Surviving the death of a spouse
Susan was 29 when she lost her husband in a car accident. She had three children under age five. Their care and emotions were an immediate issue, but she had far more to be concerned about.
A former registered nurse, Susan had always left all of the family finances to Toby, her husband. Paralyzed with grief, she felt overwhelmed and was incapable of paying bills, managing the bank accounts, handling her husband’s estate, managing his investments and dealing with the pension plan.
Fortunately, a financially savvy family member stepped in to help Susan deal with the family finances.
If you lost your spouse . . .
If you lost your spouse, how capable would you be of coping with the emotional and personal issues, let alone the business and finances? While some matters can be deferred, others cannot.
Life continues even after a loved one’s death. Mortgage payments must be made, groceries must be purchased and utilities must be paid for. There are Insurance claims to be handled, pensions to be managed and an estate to administer.
In her excellent new book, Managing Alone, Your Trusted Advisors’ Guide to Surviving the Death of Your Spouse, financial advisor Jennifer Black says it’s important to have a plan in case you lose your spouse and are unable to cope.
Black and business partner Janet Baccarani co-wrote this easy-to-read book with stories of real people dealing with the death of a spouse.
Written primarily for financial advisors, this book provides insight, counsel, direction, encouragement, and information to guide people through the financial transition to the next stage of their lives.
Black recommends that people engage the assistance of a professional. Many problems can be avoided by using a professional who is familiar with what needs to be done.

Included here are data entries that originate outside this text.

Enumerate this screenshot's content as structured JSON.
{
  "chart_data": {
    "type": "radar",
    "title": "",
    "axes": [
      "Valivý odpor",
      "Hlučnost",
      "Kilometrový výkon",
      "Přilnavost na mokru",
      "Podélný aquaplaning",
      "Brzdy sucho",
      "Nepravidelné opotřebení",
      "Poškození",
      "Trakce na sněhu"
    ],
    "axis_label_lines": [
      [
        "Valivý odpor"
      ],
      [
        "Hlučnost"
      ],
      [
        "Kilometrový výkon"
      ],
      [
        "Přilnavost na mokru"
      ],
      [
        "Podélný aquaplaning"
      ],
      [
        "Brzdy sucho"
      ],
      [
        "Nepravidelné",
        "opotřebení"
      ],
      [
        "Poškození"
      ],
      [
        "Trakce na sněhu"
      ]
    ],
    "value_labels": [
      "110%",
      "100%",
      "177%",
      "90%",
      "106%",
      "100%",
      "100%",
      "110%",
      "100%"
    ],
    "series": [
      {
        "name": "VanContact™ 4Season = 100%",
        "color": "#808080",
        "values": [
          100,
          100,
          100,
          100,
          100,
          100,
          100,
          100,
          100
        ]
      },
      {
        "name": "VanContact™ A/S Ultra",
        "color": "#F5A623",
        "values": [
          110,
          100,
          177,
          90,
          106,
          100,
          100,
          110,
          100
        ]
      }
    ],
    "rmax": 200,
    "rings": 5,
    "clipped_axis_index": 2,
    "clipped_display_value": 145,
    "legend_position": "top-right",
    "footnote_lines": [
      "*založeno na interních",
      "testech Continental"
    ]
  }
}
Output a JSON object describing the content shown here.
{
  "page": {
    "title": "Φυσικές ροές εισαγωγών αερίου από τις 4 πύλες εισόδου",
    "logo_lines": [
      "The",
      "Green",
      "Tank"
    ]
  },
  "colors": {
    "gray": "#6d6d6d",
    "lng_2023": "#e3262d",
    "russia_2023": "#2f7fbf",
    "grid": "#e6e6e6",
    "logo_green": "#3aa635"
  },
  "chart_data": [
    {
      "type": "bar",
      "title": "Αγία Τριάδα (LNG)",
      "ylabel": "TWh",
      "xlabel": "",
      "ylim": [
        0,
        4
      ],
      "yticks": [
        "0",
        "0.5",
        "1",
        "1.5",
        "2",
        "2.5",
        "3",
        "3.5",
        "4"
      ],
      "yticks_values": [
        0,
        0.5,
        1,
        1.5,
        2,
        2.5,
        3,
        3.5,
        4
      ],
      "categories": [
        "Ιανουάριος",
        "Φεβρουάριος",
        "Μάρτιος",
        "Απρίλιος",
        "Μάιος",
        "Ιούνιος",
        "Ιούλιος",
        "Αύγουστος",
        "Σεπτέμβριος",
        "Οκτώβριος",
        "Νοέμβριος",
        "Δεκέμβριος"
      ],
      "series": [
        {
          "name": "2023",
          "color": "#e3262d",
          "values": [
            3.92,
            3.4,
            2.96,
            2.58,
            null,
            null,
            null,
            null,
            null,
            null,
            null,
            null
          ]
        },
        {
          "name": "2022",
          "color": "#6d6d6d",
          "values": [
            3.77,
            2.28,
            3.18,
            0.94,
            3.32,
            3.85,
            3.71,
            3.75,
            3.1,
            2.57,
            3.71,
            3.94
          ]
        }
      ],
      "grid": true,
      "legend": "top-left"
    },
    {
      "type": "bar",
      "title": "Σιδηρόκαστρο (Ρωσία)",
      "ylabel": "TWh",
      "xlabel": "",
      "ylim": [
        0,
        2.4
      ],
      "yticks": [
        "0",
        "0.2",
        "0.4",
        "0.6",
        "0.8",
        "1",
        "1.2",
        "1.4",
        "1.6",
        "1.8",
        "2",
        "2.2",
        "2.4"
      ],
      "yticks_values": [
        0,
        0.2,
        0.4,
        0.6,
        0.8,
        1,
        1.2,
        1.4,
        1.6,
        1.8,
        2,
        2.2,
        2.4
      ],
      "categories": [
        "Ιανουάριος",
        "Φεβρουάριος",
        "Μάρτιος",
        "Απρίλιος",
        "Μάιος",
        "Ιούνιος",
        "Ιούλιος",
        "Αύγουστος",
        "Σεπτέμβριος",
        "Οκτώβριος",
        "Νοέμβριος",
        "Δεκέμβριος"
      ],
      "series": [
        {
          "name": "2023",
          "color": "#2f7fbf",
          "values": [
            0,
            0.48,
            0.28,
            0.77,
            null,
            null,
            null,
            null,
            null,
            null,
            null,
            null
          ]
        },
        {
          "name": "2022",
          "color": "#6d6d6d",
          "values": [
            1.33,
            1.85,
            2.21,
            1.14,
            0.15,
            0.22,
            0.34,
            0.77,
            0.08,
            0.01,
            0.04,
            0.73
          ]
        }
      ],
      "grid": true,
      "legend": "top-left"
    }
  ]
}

Perhaps the most important piece of advice is for both spouses to be fully involved in a couple’s finances. Know what bank accounts and investments you have, for example, and who to go to for information. “The common mistake people make,” Black says, “is not being engaged in the joint finances prior to losing a loved one.”
She recommends that all non-registered accounts be in joint name. Otherwise, you may require original wills and death certificates to access bank accounts upon a spouse’s death.
The authors’ website, Widowed.ca, has a database of professionals (lawyers, estate administrators, tax experts and so on) who are vetted for suitability. (This website is not yet expanded to all parts of Canada.)
“It’s a good feeling to know,” Black says, “that we have the ability to make lives a bit easier during a difficult situation. Our aim is to help them move through that chapter and forward.”
A loved one’s death is stressful and emotional enough without adding the pressures of having to quickly delve into finances with which you may have no familiarity or experience. This book can save recent widows and widowers from painful mistakes that can cost a great deal of money.
From nearly two decades as a financial planner, it’s my belief that most people are inadequately prepared for most of the financial issues in their lives. Perhaps no one is adequately prepared for the loss of a spouse, but this excellent book can help them cope.
If you know someone who has lost a spouse, you might give this as a gift. Or, consider it for yourself if you want to get your financial affairs in order so you can be prepared – just in case.